The great thing about working for a Linux shop, and the fact that there are only 3 employees, is the interest in using any Linux distribution as workstations.
A couple days ago, a conversation erupted in IRC about Gentoo. It was a decent conversation, and I was sharing it with my coworker. He, being mainly a Debian nut, got his interest piqued, and decided to try it out. We just moved into a small office space a week or two ago, and in the meantime, we are building some desks for the office. As such, he hasn't setup his computer. The hardware is temperamental, and Ubuntu Edgy won't install on it (USB and SATA issues). However, the nightly build of Debian testing installed just fine. So, my computer is up and running with Debian, but my coworker's computer hasn't even been taken out of the box. That changed yesterday.
Because of the interest all of the sudden in Gentoo, we decided to give it a whirl. At the request of beandog and maquis, we downloaded the minimal cd, burned it to a disk, and rebooted. Because of the few hardware issues that are present with these boxes and Linux, we had to pass a couple kernel commands, so we could get working. But, we had to do the same with Debian on my machine, so it wasn't that big of an issue.
Once booted, we were at a terminal prompt. Because the terminal, and installing Linux, is nothing foreign to us, we thought we knew the steps we needed to take to get a working system up and running. We referred to the manual on occasion, only to figure out how to download and unpack stage3 and portage, and the specific commands to Gentoo. Otherwise, we set out on our own.
First off, we downloaded and unpacked stage3 and portage in RAM. It hadn't occurred to us, as it should have, to partition the hard drive first. So, no surprise, stage3 wouldn't fully unpack due to space limitations. Same with portage. Once we realized the error of our ways, we promptly started setting up the partitions.
At this point, we realized the manual might be more valuable than we thought, so we started following it fairly religiously. Rather than using fdisk to partition the drive, we used parted, as we are both more familiar with that. The problem, though, was we needed to specify the exact cylinders that we wanted our partitions to start on and end on. This seemed to be a bit backwards. But, it is probably our naive nature to partitioning that was making it difficult. There was probably something easier than what we were doing.
After we had the partitions setup, we had the oddest anomaly. We had two, yes two, /mnt/gentoo directories. Now, how does that work? No, I didn't type it incorrectly. One /mnt/gentoo contained different files than the other. I assumed that one of them was mounted in RAM and the other on the HDD. But, that didn't make any sense, because we had /mnt/gentoo specifically mounted to the HDD. So, how can there be two of them?

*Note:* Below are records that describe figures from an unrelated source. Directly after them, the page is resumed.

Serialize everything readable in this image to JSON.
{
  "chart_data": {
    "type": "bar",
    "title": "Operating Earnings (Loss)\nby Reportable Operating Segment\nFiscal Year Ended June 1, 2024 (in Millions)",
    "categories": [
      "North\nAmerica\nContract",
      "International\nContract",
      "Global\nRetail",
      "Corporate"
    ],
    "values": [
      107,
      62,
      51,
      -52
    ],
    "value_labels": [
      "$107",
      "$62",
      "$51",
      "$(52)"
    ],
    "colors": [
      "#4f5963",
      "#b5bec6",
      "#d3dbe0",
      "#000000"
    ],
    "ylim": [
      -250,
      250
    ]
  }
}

At any rate, one of the /mnt/gentoo directories had our stage3 tar.bz2 and the portage tar.bz2. We figured it was in RAM, because we downloaded them before setting up the partitions. It should be just as simple as copying them from RAM (if that is in fact where they are residing) to the HDD. No luck. Every attempt we were met with was more confusion, and an error saying there wasn't enough room on the partition, when, in fact, 240GB was mounted.

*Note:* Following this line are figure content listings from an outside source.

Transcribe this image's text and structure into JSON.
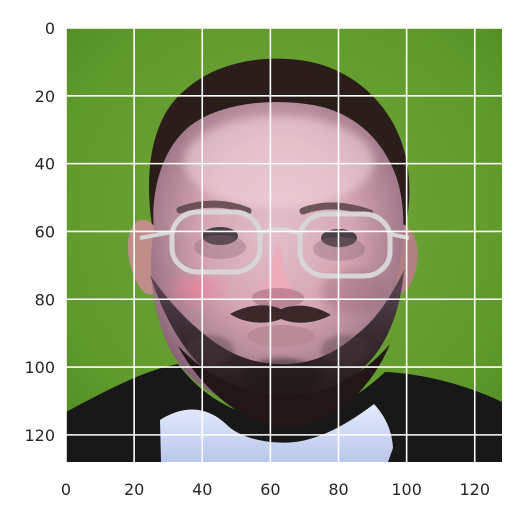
{
  "chart_data": {
    "type": "image",
    "title": "",
    "xlabel": "",
    "ylabel": "",
    "image_extent": {
      "x": [
        0,
        128
      ],
      "y": [
        0,
        128
      ]
    },
    "y_inverted": true,
    "xticks": [
      0,
      20,
      40,
      60,
      80,
      100,
      120
    ],
    "yticks": [
      0,
      20,
      40,
      60,
      80,
      100,
      120
    ],
    "grid": true,
    "grid_color": "#ffffff",
    "image_subject": "face-photo",
    "colors": {
      "background_green": "#5f9a2c",
      "skin": "#d8a8b2",
      "hair": "#2b1e1a",
      "beard": "#2d2220",
      "shirt": "#c8d4f2",
      "jacket": "#1b1b1b"
    }
  }
}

At any rate, we were about 3, maybe even 4, hours into the install. It was just way too much work to get it up and running. So, we bagged it, and went with Debian after all. 2 hours later (the time it took to download the packages from the web), we had a fully functional Debian testing box. I'm not blaming all of that time to Gentoo. Half of it was our own fault and ignorance, but the other half is Gentoo's ability to make it difficult.
I had a couple observations during the install of Gentoo. First, I kept asking myself why I was doing everything manually. I understand that automation can give up a level of control, but, why do I have to get the packages myself, and unpack them? We even had to configure our network card, as the DHCP client in Gentoo just was not picking anything up (maybe a bug?). Manually specifying the cylinders that we wanted the partitions to start and end on was another headache. There is probably a way to setup the partitions with out that, but we couldn't figure it out.

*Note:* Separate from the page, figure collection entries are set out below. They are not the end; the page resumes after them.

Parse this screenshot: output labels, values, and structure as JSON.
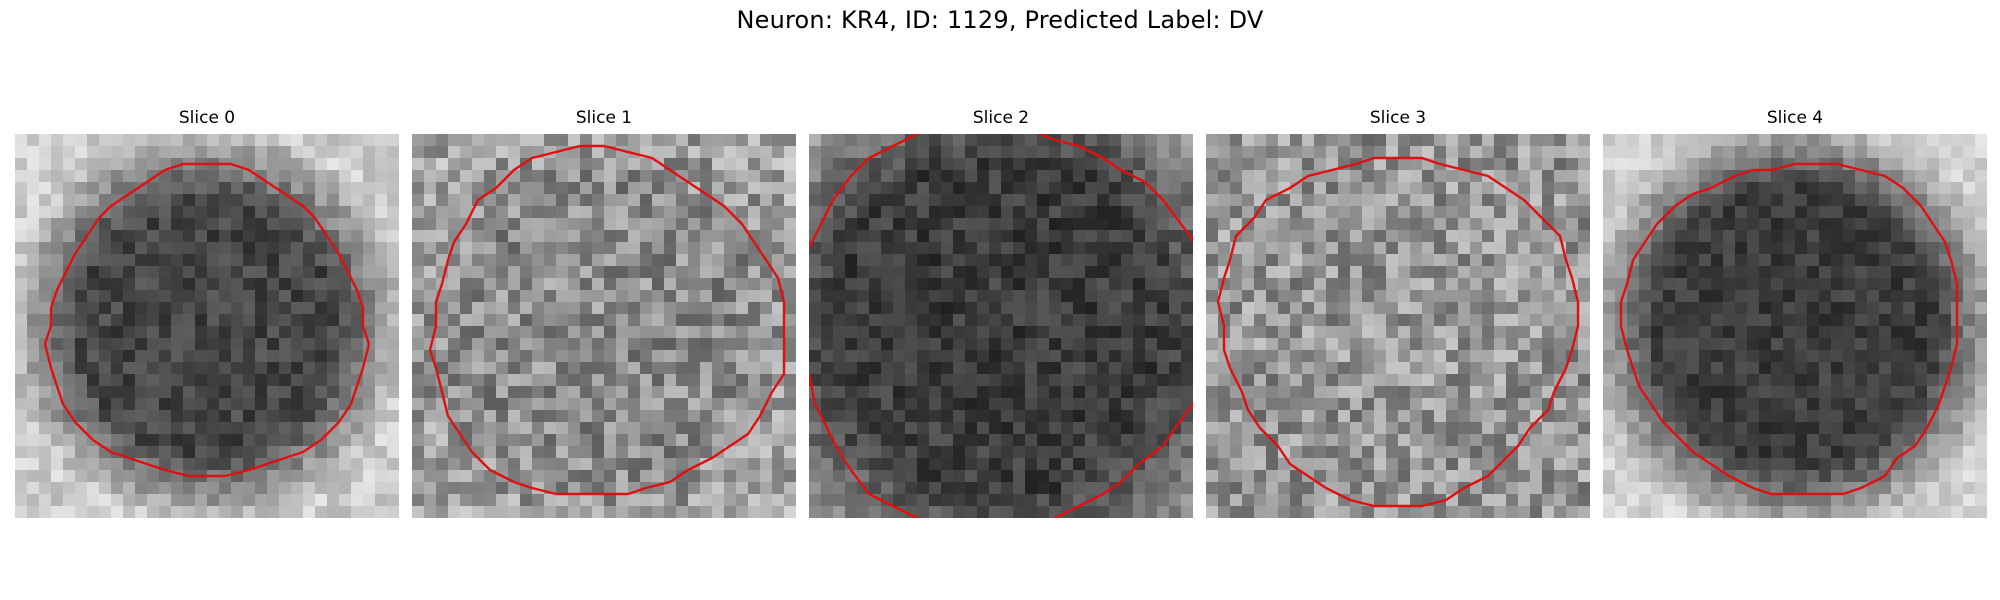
{
  "figure": {
    "title": "Neuron: KR4, ID: 1129, Predicted Label: DV"
  },
  "panels": [
    {
      "title": "Slice 0",
      "center_tone": 70,
      "bg_tone": 205,
      "noise": 26,
      "radius": 0.42
    },
    {
      "title": "Slice 1",
      "center_tone": 140,
      "bg_tone": 165,
      "noise": 48,
      "radius": 0.47
    },
    {
      "title": "Slice 2",
      "center_tone": 60,
      "bg_tone": 150,
      "noise": 28,
      "radius": 0.55
    },
    {
      "title": "Slice 3",
      "center_tone": 150,
      "bg_tone": 150,
      "noise": 50,
      "radius": 0.47
    },
    {
      "title": "Slice 4",
      "center_tone": 60,
      "bg_tone": 210,
      "noise": 22,
      "radius": 0.45
    }
  ],
  "contour_color": "#e01010",
  "colormap": "gray"
}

All in all, I felt that I had taken several steps backwards in time. Automating the network, partitioning, package selection and setting up partitions all should be automated. For example, when using the text-based installer with Debian, I still can say exactly what packages I want on the system and exactly how I want my partitions setup. I just don't have to grab the packages myself, I don't have to unpack and install them. I just specify a mirror. And, I don't have to specify the cylinders for my partitions. I haven't lost any control, and the install is worlds of a difference better, I think, anyway.
To conclude, Gentoo just isn't for us. Not at this point. We may put it inside a virtual machine, and give it a whirl there, but we won't be installing with the minimal CD. No, we'll be using the universal CD that has a better installer. Gentoo isn't for first time users. I don't think anyone will argue with me there. Gentoo, I think, isn't for the moderately advanced Linux hacker either. At least it wasn't for us.